Nous actualisons au rythme des nouvelles venues des barricades, du Meurice, de Montparnasse et de l’Hôtel de Ville.

En cours 24-26 août 1944 Paris

Des chars français franchissent les portes du sud

Un détachement de la 2e division blindée, commandé dit-on par le capitaine Raymond Dronne, vient de pénétrer dans Paris par le sud — l’entrée dans la ville étant signalée autour de 20h41, avant que l’avant-garde ne pousse vers l’Hôtel de Ville. Les premiers récits hésitent sur le point d’entrée : on parle de la Porte d’Italie pour les uns, de la porte de Gentilly pour les autres.
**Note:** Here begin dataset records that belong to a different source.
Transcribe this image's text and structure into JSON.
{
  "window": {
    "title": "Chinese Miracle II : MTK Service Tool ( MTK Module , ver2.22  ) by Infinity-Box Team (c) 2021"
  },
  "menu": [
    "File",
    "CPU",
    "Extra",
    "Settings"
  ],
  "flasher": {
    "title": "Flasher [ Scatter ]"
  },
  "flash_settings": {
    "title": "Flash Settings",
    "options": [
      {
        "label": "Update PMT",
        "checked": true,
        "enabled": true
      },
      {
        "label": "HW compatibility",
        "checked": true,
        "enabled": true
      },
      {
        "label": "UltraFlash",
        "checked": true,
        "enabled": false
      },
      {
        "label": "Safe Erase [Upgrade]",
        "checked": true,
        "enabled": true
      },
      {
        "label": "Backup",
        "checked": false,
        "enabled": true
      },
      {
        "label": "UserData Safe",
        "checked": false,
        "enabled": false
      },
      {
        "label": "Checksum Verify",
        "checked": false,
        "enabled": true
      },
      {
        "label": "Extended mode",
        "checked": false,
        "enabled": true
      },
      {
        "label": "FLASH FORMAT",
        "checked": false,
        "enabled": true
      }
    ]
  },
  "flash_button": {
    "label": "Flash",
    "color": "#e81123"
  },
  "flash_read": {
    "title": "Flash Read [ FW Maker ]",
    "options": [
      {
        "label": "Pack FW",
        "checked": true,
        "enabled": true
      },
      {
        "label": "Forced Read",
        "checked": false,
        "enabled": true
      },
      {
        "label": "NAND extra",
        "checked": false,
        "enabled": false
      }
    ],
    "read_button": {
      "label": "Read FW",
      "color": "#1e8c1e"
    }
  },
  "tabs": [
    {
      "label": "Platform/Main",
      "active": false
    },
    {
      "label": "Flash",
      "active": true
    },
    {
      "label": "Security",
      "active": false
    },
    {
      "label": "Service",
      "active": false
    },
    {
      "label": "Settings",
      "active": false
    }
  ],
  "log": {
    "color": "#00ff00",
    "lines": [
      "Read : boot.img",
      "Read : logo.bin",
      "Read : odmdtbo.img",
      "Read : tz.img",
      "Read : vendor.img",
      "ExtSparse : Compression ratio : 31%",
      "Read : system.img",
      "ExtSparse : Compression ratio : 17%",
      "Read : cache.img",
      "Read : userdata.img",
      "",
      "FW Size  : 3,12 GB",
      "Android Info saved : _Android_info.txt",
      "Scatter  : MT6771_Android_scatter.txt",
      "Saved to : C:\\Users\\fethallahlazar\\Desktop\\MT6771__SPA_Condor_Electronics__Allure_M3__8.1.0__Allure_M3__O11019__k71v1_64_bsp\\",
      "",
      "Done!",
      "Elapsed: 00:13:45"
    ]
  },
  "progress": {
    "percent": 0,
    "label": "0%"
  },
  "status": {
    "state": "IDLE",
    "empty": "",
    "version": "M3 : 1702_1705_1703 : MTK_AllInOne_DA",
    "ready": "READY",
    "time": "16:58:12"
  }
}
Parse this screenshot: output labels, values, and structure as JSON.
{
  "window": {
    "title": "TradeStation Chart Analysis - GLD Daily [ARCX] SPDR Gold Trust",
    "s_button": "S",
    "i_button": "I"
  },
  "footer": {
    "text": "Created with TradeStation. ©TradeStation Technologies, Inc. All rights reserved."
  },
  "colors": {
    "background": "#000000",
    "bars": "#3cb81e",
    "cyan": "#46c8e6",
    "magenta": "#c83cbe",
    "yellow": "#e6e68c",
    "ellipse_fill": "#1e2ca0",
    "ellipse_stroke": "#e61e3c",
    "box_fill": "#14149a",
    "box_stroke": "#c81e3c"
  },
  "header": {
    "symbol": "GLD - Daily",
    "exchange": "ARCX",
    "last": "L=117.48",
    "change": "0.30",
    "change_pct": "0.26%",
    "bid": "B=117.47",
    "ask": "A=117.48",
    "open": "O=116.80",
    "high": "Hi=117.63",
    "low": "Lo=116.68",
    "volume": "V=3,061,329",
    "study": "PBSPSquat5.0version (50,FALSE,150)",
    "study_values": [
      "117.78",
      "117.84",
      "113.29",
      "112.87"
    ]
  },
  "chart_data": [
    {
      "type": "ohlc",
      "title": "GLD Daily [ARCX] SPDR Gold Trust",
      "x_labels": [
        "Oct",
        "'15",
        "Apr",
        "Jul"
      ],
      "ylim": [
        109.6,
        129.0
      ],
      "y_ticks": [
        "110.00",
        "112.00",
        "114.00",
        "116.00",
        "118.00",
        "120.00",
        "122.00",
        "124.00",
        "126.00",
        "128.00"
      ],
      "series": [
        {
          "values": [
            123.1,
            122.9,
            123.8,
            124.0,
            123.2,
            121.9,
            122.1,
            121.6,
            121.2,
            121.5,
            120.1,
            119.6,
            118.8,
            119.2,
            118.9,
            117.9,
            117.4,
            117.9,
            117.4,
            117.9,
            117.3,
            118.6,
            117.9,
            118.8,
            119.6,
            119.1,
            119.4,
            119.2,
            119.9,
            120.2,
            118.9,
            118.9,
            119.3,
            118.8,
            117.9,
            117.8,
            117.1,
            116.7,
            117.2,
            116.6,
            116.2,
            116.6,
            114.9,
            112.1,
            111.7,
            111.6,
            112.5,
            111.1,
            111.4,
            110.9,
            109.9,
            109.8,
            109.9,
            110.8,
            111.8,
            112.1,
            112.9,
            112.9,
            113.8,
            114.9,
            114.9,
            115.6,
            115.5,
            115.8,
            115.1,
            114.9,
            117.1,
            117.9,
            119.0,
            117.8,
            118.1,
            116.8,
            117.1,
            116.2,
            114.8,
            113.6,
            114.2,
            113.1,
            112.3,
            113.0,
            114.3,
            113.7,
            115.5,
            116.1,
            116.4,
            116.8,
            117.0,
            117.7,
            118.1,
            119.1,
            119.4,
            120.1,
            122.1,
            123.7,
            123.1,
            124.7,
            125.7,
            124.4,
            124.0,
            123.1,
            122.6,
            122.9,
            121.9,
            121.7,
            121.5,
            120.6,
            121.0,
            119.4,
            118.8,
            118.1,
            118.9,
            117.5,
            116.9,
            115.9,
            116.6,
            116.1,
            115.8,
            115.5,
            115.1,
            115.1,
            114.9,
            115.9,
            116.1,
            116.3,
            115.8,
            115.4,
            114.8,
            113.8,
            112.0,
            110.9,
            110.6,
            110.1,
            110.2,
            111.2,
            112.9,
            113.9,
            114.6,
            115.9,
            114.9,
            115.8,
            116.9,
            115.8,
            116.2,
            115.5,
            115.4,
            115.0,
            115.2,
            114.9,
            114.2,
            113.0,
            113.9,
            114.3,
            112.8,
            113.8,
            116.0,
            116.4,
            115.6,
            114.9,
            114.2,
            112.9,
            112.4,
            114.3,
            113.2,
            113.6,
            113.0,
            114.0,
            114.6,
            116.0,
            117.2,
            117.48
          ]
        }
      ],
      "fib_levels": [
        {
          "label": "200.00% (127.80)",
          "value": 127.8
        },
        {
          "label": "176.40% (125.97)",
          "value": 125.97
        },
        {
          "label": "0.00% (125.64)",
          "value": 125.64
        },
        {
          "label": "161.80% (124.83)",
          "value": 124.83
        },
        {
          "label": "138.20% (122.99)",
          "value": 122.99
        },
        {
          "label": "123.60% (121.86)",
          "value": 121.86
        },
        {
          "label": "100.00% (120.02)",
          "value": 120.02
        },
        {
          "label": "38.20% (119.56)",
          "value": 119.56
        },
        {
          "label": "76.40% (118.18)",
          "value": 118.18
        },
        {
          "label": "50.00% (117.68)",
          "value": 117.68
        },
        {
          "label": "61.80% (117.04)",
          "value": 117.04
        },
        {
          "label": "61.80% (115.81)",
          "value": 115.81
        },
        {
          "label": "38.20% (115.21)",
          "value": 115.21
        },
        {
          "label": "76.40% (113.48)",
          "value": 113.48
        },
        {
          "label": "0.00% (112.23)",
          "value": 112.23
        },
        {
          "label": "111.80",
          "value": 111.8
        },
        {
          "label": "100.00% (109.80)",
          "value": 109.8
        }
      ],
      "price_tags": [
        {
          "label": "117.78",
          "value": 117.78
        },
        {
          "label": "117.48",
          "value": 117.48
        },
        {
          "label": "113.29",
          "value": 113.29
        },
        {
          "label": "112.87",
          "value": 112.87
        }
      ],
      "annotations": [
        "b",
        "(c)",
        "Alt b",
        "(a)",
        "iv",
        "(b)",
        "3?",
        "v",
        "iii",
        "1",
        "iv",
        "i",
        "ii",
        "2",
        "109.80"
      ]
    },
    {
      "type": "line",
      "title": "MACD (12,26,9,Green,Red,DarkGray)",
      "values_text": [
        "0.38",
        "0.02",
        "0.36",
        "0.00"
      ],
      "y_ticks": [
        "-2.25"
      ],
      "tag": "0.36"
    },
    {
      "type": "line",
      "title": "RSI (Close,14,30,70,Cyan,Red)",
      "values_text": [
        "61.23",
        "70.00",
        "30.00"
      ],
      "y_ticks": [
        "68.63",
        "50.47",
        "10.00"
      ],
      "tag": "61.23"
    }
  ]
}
Le gros de la division ne suit pas encore : ce ne sont, pour l’heure, qu’une poignée de blindés lancés à travers la ville insurgée.

L’avant-garde atteint l’Hôtel de Ville

L’avant-garde — la 9e compagnie, dite « La Nueve », où l’on compte une forte majorité de républicains espagnols (quelque 146 hommes sur 160, selon les chiffres qui circulent) — aurait atteint le parvis de l’Hôtel de Ville aux alentours de 21h22 — d’autres récits avançant plutôt 22h20. L’heure exacte nous est rapportée diversement et reste à confirmer. Les half-tracks portent des noms de batailles d’Espagne. Les premiers résistants les entourent.

Les cloches de Paris se mettent à sonner

À l’annonce de l’arrivée des chars, les cloches de la capitale sonnent à la volée. Le bourdon de Notre-Dame donne le signal, repris d’église en église. Dans les rues, aux fenêtres, on s’appelle, on pleure, on chante. Radio-Paris s’est tue ; c’est la radio de Londres et la rumeur des barricades qui portent la nouvelle.

La nuit reste dangereuse

Que l’on ne s’y trompe pas : le gros de la division Leclerc n’est pas encore entré, les points d’appui allemands tiennent toujours dans la ville, et nul ne sait ce que fera la garnison du Gross-Paris. Les barricades demeurent en armes. Nous écrivons d’une cité encore disputée, où une avant-garde n’est pas une délivrance.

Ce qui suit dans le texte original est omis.